The March Language Arts includes an article by Tasha Tropp Laman and Katie Van Sluys that explores how “children in multilingual, multiage classrooms participate in and transform the writing workshops” (265). In “Being and Becoming: Multilingual Writers Practices,” Laman and Van Sluys describe two multiage classrooms where students participate in daily writing workshop activities, typically beginning with a mini-lesson and then allowing time for students to read, write, and collaborate while teachers met with individual writers and small groups.

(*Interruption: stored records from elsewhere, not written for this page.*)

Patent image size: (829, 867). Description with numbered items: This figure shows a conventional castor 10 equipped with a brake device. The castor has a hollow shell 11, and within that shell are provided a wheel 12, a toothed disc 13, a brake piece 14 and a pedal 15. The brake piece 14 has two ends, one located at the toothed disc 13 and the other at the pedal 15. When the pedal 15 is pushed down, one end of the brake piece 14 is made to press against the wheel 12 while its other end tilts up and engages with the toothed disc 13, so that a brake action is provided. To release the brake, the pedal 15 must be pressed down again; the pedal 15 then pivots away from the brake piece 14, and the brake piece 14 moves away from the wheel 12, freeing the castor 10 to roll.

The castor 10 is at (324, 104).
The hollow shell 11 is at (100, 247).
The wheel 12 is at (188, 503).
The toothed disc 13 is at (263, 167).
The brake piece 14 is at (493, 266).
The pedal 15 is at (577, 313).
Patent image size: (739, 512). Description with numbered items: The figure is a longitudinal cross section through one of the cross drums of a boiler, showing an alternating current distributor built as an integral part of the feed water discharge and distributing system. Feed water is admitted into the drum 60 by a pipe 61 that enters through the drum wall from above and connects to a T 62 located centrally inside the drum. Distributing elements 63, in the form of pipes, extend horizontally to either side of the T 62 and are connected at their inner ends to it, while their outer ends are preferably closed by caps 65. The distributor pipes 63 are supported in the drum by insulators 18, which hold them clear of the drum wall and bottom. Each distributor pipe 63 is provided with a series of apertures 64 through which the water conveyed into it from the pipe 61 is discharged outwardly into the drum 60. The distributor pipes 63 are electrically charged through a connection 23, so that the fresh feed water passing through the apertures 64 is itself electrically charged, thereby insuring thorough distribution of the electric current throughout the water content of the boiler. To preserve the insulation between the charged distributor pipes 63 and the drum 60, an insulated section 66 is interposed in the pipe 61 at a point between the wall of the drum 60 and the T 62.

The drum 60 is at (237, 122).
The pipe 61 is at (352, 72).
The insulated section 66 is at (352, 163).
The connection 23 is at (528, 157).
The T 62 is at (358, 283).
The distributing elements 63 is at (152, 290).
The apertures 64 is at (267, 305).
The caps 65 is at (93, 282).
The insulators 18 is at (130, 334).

Using examples from students writers notebooks and other student publications, the article demonstrates how “multilingual students in both classrooms transformed their learning communities and opened up new possibilities for all children” (272). What made the practices successful was the fact that “All students were positioned as language learners” in the two classrooms:
Multilingual students explored connections, differences, and insights into their understandings of their first language(s) and those they were learning. Ms. Brice and Ms. Roberts [the two teachers] intentionally established curricular structures that repositioned literacy learning in general and writing in particular as collective and social acts. English-dominant peers also began to study and compare English with other languages . . . . This work was not spontaneous. Multilingual students shared their linguistic knowledge with peers as they leaned into one another’s notebooks during writing time, read their writing aloud during share time, and publicly displayed their writing during celebrations. These collective and collaborative structures repositioned first language(s) as significant and vital literacy resources. (273)How can teachers find activities that situate students as language authorities? Students can take on the role naturally in classrooms where students are encouraged to collaborate and share their writing. Students in the two classrooms highlighted in the article were encouraged to choose the language (or languages) that they felt comfortable using, to use texts as models and springboards, and to investigate how different languages work. As they collaborated, students—whether new to English or not—all worked as language learners. And when everyone in the classroom is a language learner, great things happen!